Posted by 9w2bba on 6 August 2007

Since radio signals can cross multiple time zones and the international date line, some worldwide standard for time and date is needed. This standard is Coordinated Universal Time, abbreviated UTC. This was formerly known as Greenwich mean time (GMT). Other terms used to refer to it include “Zulu time” (after the “Z” often used after UTC times), “universal time,” and “world time.”UTC is used by international short-wave broadcasters in their broadcast and program schedules. Ham radio operators, short-wave listeners, the military, and utility radio services are also big users of UTC.

Greenwich mean time was based upon the time at the zero degree meridian that crossed through Greenwich, England. GMT became a world time and date standard because it was used by Britain’s Royal Navy and merchant fleet during the nineteenth century. Today, UTC uses precise atomic clocks, short-wave time signals, and satellites to ensure that UTC remains a reliable, accurate standard for scientific and navigational purposes. Despite the improvements in accuracy, however, the same principles used in GMT have been carried over into UTC.

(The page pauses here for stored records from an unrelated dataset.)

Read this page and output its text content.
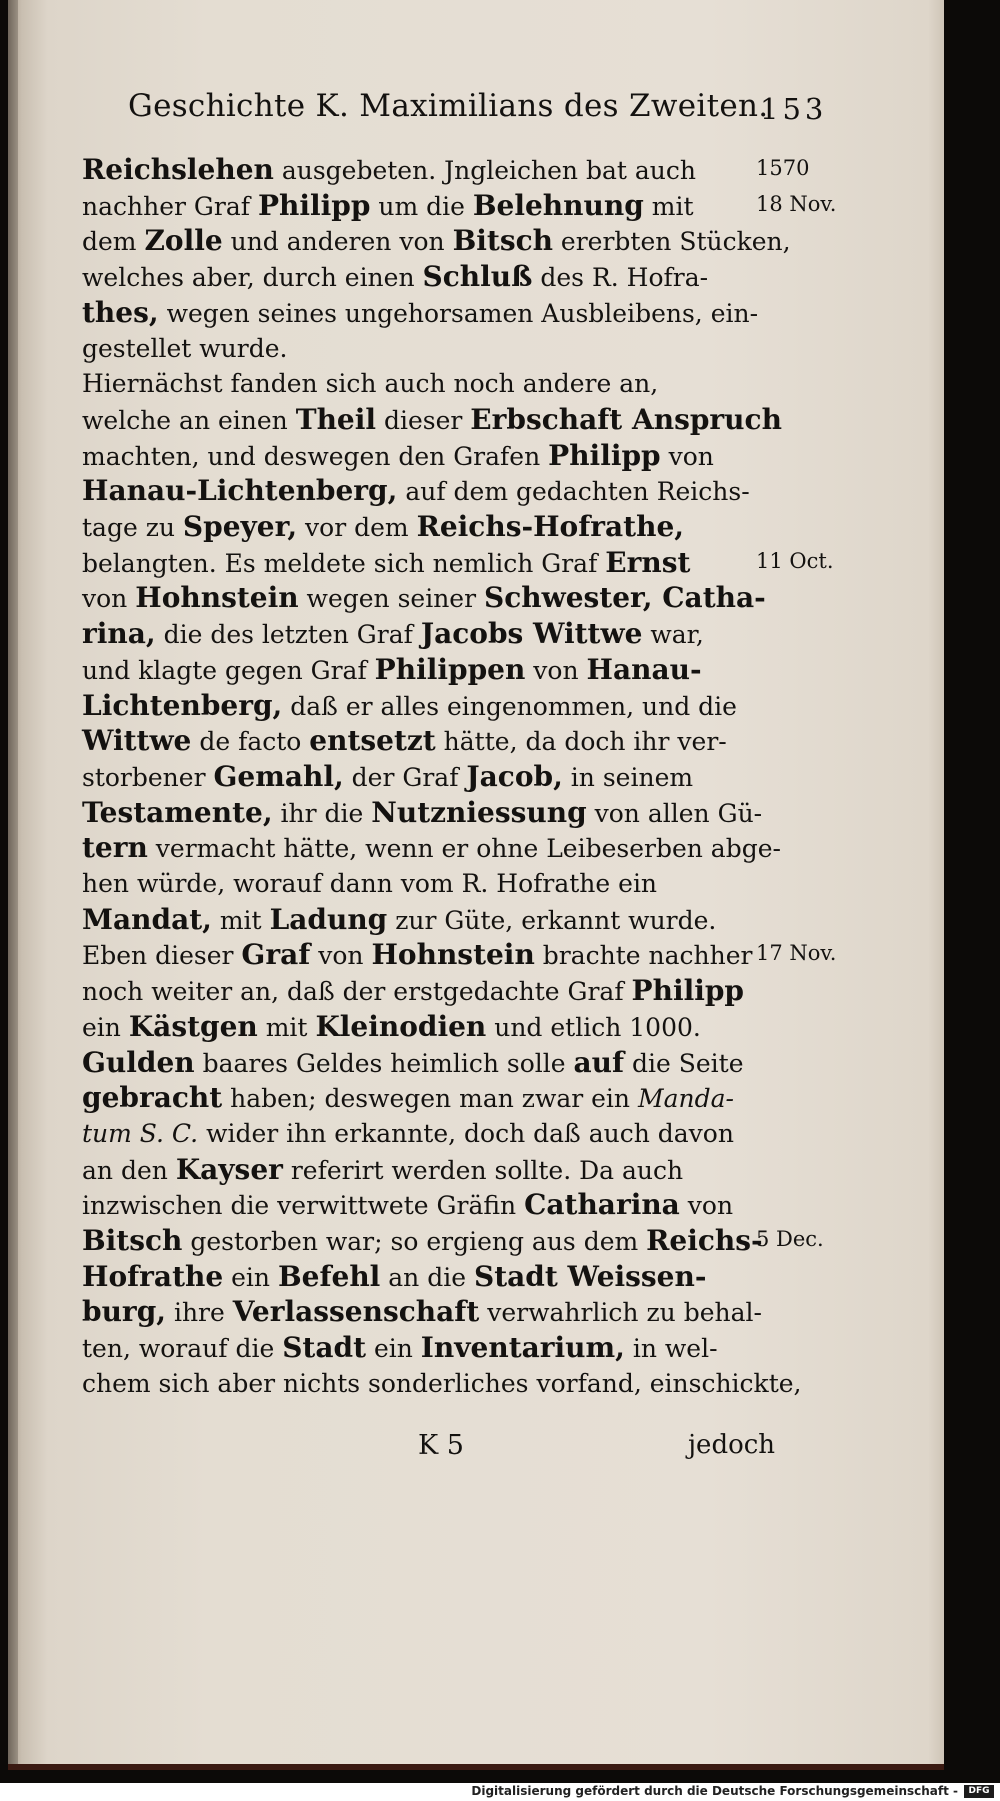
Geschichte K. Maximilians des Zweiten.
153
Reichslehen ausgebeten. Jngleichen bat auch
nachher Graf Philipp um die Belehnung mit
dem Zolle und anderen von Bitsch ererbten Stücken,
welches aber, durch einen Schluß des R. Hofra-
thes, wegen seines ungehorsamen Ausbleibens, ein-
gestellet wurde.
Hiernächst fanden sich auch noch andere an,
welche an einen Theil dieser Erbschaft Anspruch
machten, und deswegen den Grafen Philipp von
Hanau-Lichtenberg, auf dem gedachten Reichs-
tage zu Speyer, vor dem Reichs-Hofrathe,
belangten. Es meldete sich nemlich Graf Ernst
von Hohnstein wegen seiner Schwester, Catha-
rina, die des letzten Graf Jacobs Wittwe war,
und klagte gegen Graf Philippen von Hanau-
Lichtenberg, daß er alles eingenommen, und die
Wittwe de facto entsetzt hätte, da doch ihr ver-
storbener Gemahl, der Graf Jacob, in seinem
Testamente, ihr die Nutzniessung von allen Gü-
tern vermacht hätte, wenn er ohne Leibeserben abge-
hen würde, worauf dann vom R. Hofrathe ein
Mandat, mit Ladung zur Güte, erkannt wurde.
Eben dieser Graf von Hohnstein brachte nachher
noch weiter an, daß der erstgedachte Graf Philipp
ein Kästgen mit Kleinodien und etlich 1000.
Gulden baares Geldes heimlich solle auf die Seite
gebracht haben; deswegen man zwar ein Manda-
tum S. C. wider ihn erkannte, doch daß auch davon
an den Kayser referirt werden sollte. Da auch
inzwischen die verwittwete Gräfin Catharina von
Bitsch gestorben war; so ergieng aus dem Reichs-
Hofrathe ein Befehl an die Stadt Weissen-
burg, ihre Verlassenschaft verwahrlich zu behal-
ten, worauf die Stadt ein Inventarium, in wel-
chem sich aber nichts sonderliches vorfand, einschickte,
1570
18 Nov.
11 Oct.
17 Nov.
5 Dec.
K 5	jedoch
Digitalisierung gefördert durch die Deutsche Forschungsgemeinschaft -	DFG
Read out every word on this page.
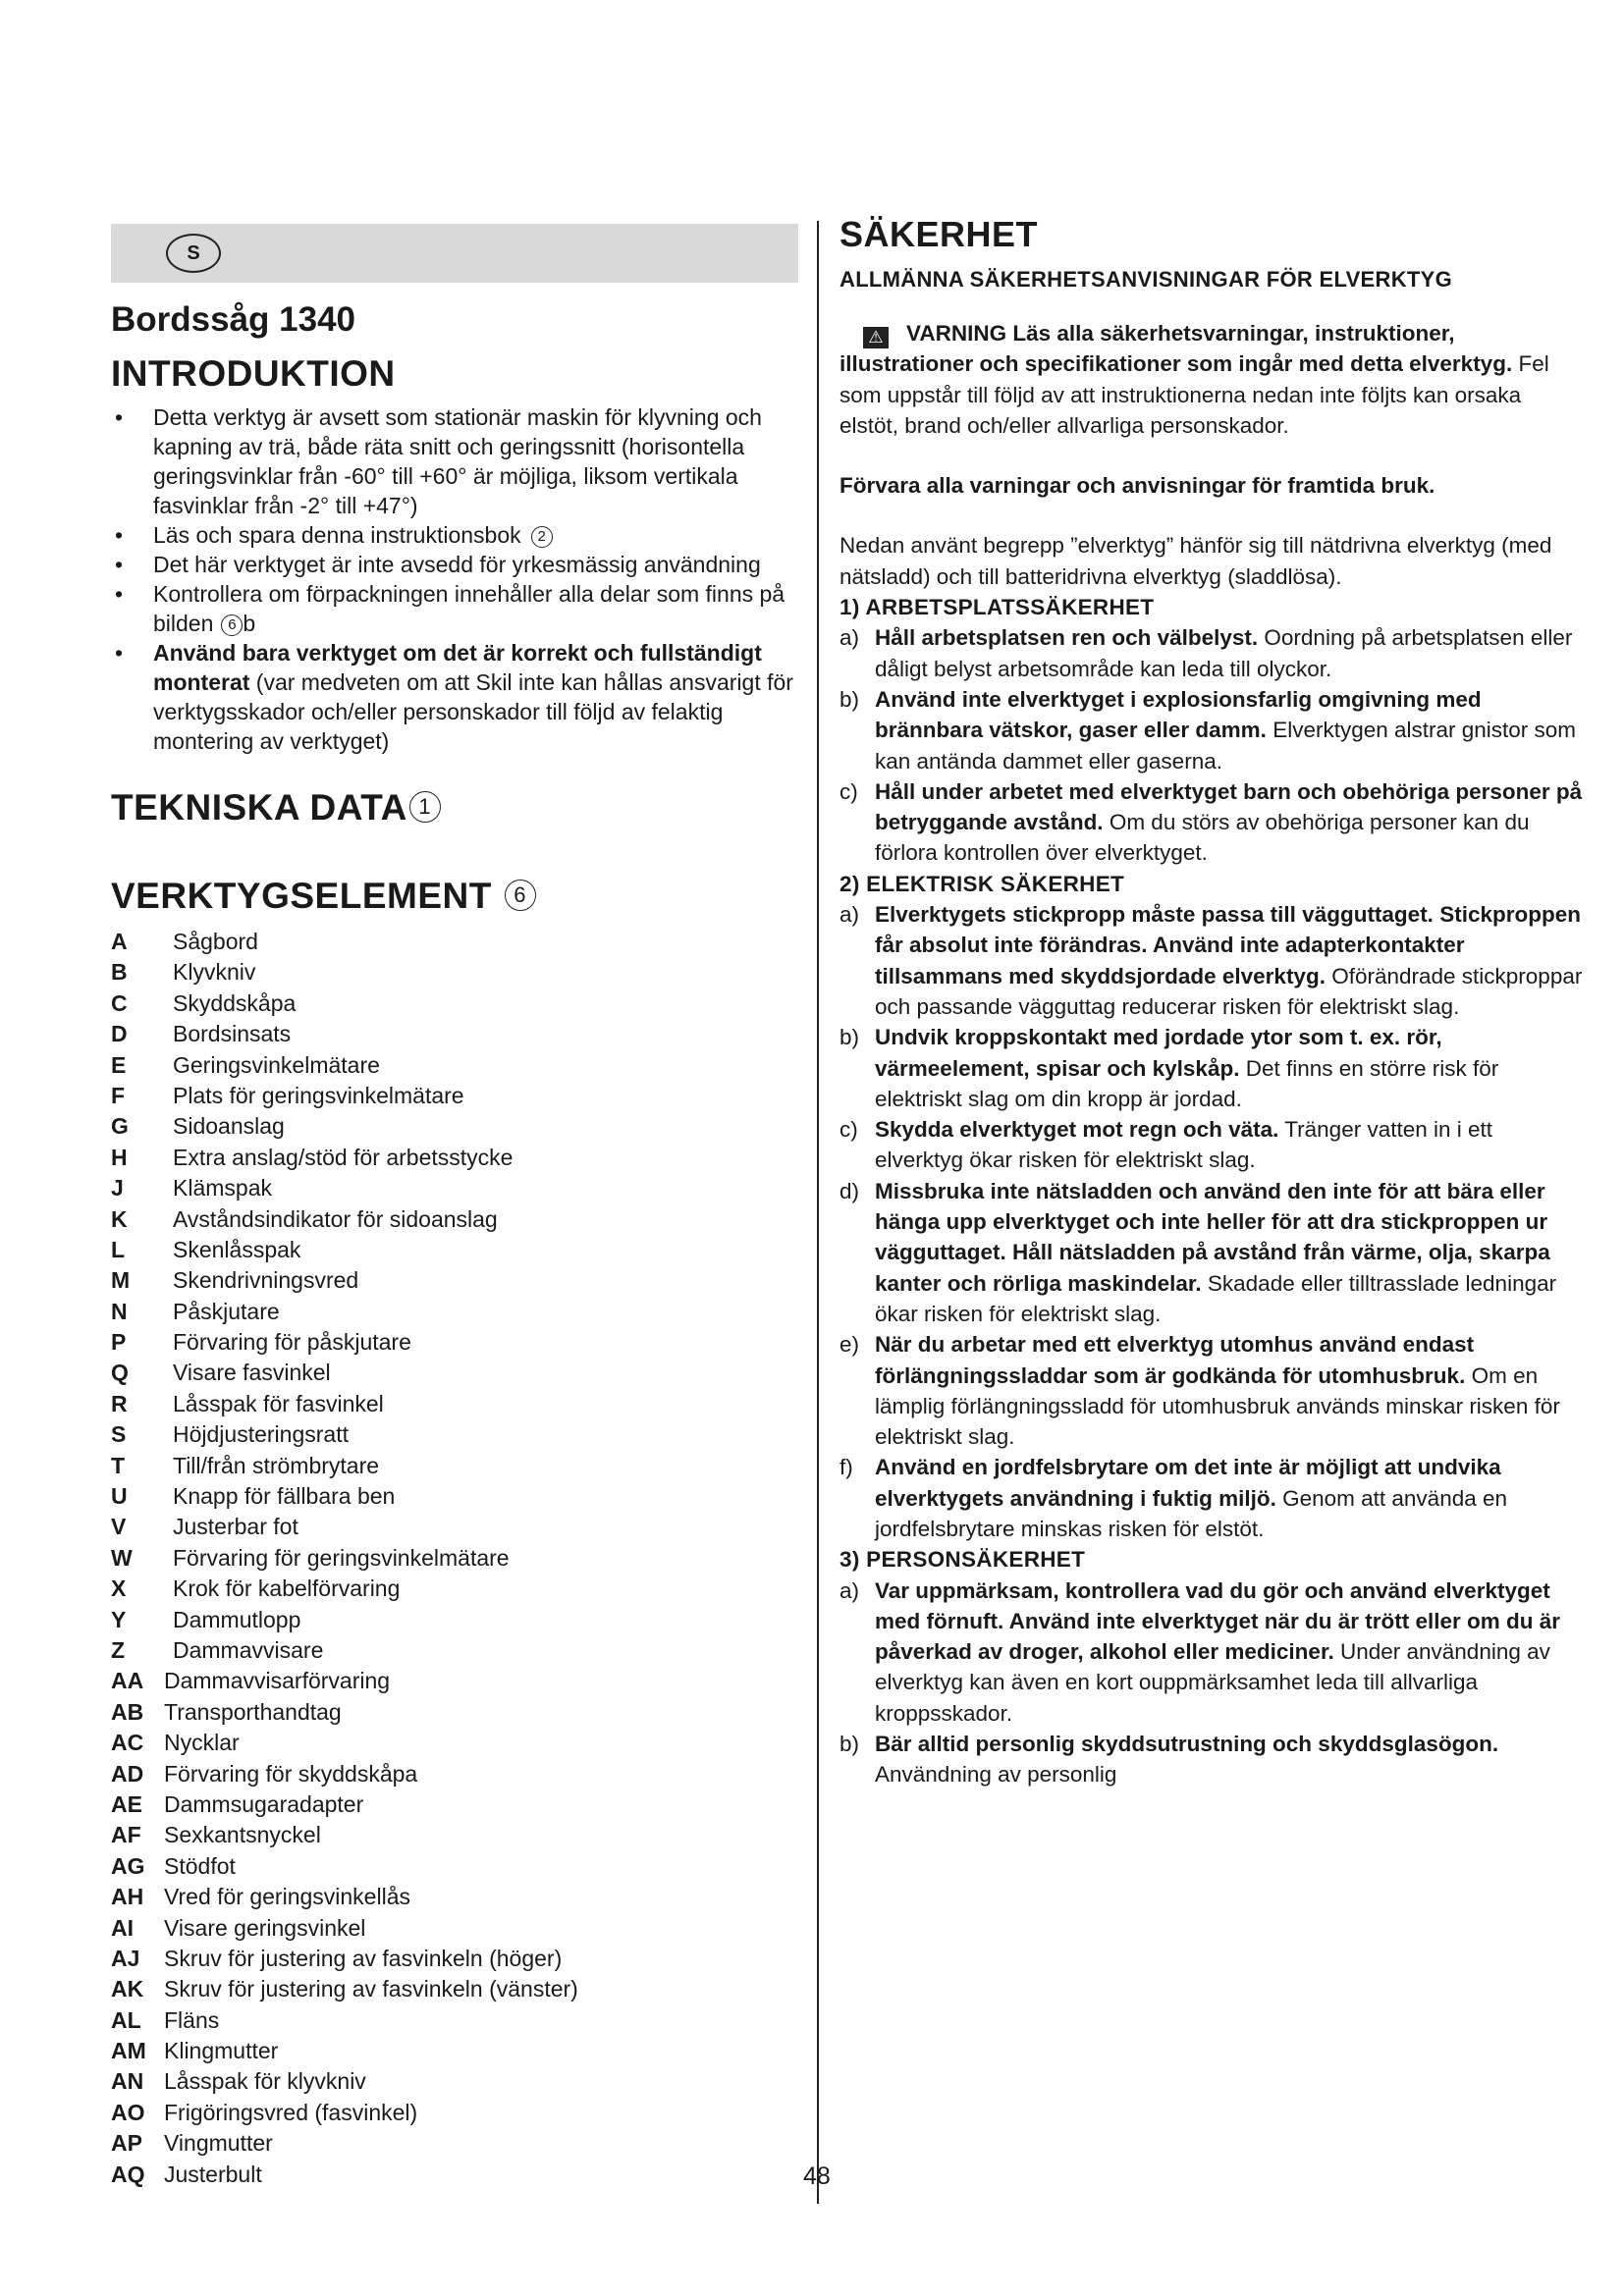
S
Bordssåg 1340
INTRODUKTION
• Detta verktyg är avsett som stationär maskin för klyvning och kapning av trä, både räta snitt och geringssnitt (horisontella geringsvinklar från -60° till +60° är möjliga, liksom vertikala fasvinklar från -2° till +47°)
• Läs och spara denna instruktionsbok 2
• Det här verktyget är inte avsedd för yrkesmässig användning
• Kontrollera om förpackningen innehåller alla delar som finns på bilden 6 b
• Använd bara verktyget om det är korrekt och fullständigt monterat (var medveten om att Skil inte kan hållas ansvarigt för verktygsskador och/eller personskador till följd av felaktig montering av verktyget)
TEKNISKA DATA 1
VERKTYGSELEMENT 6
A	Sågbord
B	Klyvkniv
C	Skyddskåpa
D	Bordsinsats
E	Geringsvinkelmätare
F	Plats för geringsvinkelmätare
G	Sidoanslag
H	Extra anslag/stöd för arbetsstycke
J	Klämspak
K	Avståndsindikator för sidoanslag
L	Skenlåsspak
M	Skendrivningsvred
N	Påskjutare
P	Förvaring för påskjutare
Q	Visare fasvinkel
R	Låsspak för fasvinkel
S	Höjdjusteringsratt
T	Till/från strömbrytare
U	Knapp för fällbara ben
V	Justerbar fot
W	Förvaring för geringsvinkelmätare
X	Krok för kabelförvaring
Y	Dammutlopp
Z	Dammavvisare
AA Dammavvisarförvaring
AB Transporthandtag
AC Nycklar
AD Förvaring för skyddskåpa
AE Dammsugaradapter
AF	Sexkantsnyckel
AG Stödfot
AH Vred för geringsvinkellås
AI	Visare geringsvinkel
AJ	Skruv för justering av fasvinkeln (höger)
AK Skruv för justering av fasvinkeln (vänster)
AL	Fläns
AM Klingmutter
AN Låsspak för klyvkniv
AO Frigöringsvred (fasvinkel)
AP Vingmutter
AQ Justerbult
SÄKERHET
ALLMÄNNA SÄKERHETSANVISNINGAR FÖR ELVERKTYG
⚠ VARNING Läs alla säkerhetsvarningar, instruktioner, illustrationer och specifikationer som ingår med detta elverktyg. Fel som uppstår till följd av att instruktionerna nedan inte följts kan orsaka elstöt, brand och/eller allvarliga personskador.
Förvara alla varningar och anvisningar för framtida bruk.
Nedan använt begrepp ”elverktyg” hänför sig till nätdrivna elverktyg (med nätsladd) och till batteridrivna elverktyg (sladdlösa).
1) ARBETSPLATSSÄKERHET
a) Håll arbetsplatsen ren och välbelyst. Oordning på arbetsplatsen eller dåligt belyst arbetsområde kan leda till olyckor.
b) Använd inte elverktyget i explosionsfarlig omgivning med brännbara vätskor, gaser eller damm. Elverktygen alstrar gnistor som kan antända dammet eller gaserna.
c) Håll under arbetet med elverktyget barn och obehöriga personer på betryggande avstånd. Om du störs av obehöriga personer kan du förlora kontrollen över elverktyget.
2) ELEKTRISK SÄKERHET
a) Elverktygets stickpropp måste passa till vägguttaget. Stickproppen får absolut inte förändras. Använd inte adapterkontakter tillsammans med skyddsjordade elverktyg. Oförändrade stickproppar och passande vägguttag reducerar risken för elektriskt slag.
b) Undvik kroppskontakt med jordade ytor som t. ex. rör, värmeelement, spisar och kylskåp. Det finns en större risk för elektriskt slag om din kropp är jordad.
c) Skydda elverktyget mot regn och väta. Tränger vatten in i ett elverktyg ökar risken för elektriskt slag.
d) Missbruka inte nätsladden och använd den inte för att bära eller hänga upp elverktyget och inte heller för att dra stickproppen ur vägguttaget. Håll nätsladden på avstånd från värme, olja, skarpa kanter och rörliga maskindelar. Skadade eller tilltrasslade ledningar ökar risken för elektriskt slag.
e) När du arbetar med ett elverktyg utomhus använd endast förlängningssladdar som är godkända för utomhusbruk. Om en lämplig förlängningssladd för utomhusbruk används minskar risken för elektriskt slag.
f) Använd en jordfelsbrytare om det inte är möjligt att undvika elverktygets användning i fuktig miljö. Genom att använda en jordfelsbrytare minskas risken för elstöt.
3) PERSONSÄKERHET
a) Var uppmärksam, kontrollera vad du gör och använd elverktyget med förnuft. Använd inte elverktyget när du är trött eller om du är påverkad av droger, alkohol eller mediciner. Under användning av elverktyg kan även en kort ouppmärksamhet leda till allvarliga kroppsskador.
b) Bär alltid personlig skyddsutrustning och skyddsglasögon. Användning av personlig
48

UTC uses a 24-hour system of time notation. “1:00 a.m.” in UTC is expressed as 0100, pronounced “zero one hundred.” Fifteen minutes after 0100 is expressed as 0115; thirty-eight minutes after 0100 is 0138 (usually pronounced “zero one thirty-eight”). The time one minute after 0159 is 0200. The time one minute after 1259 is 1300 (pronounced “thirteen hundred”). This continues until 2359. One minute later is 0000 (”zero hundred”), and the start of a new UTC day.

To convert UTC to local time, you have to add or subtract hours from it. For persons west of the zero meridian to the international date line, hours are subtracted from UTC to convert to local time.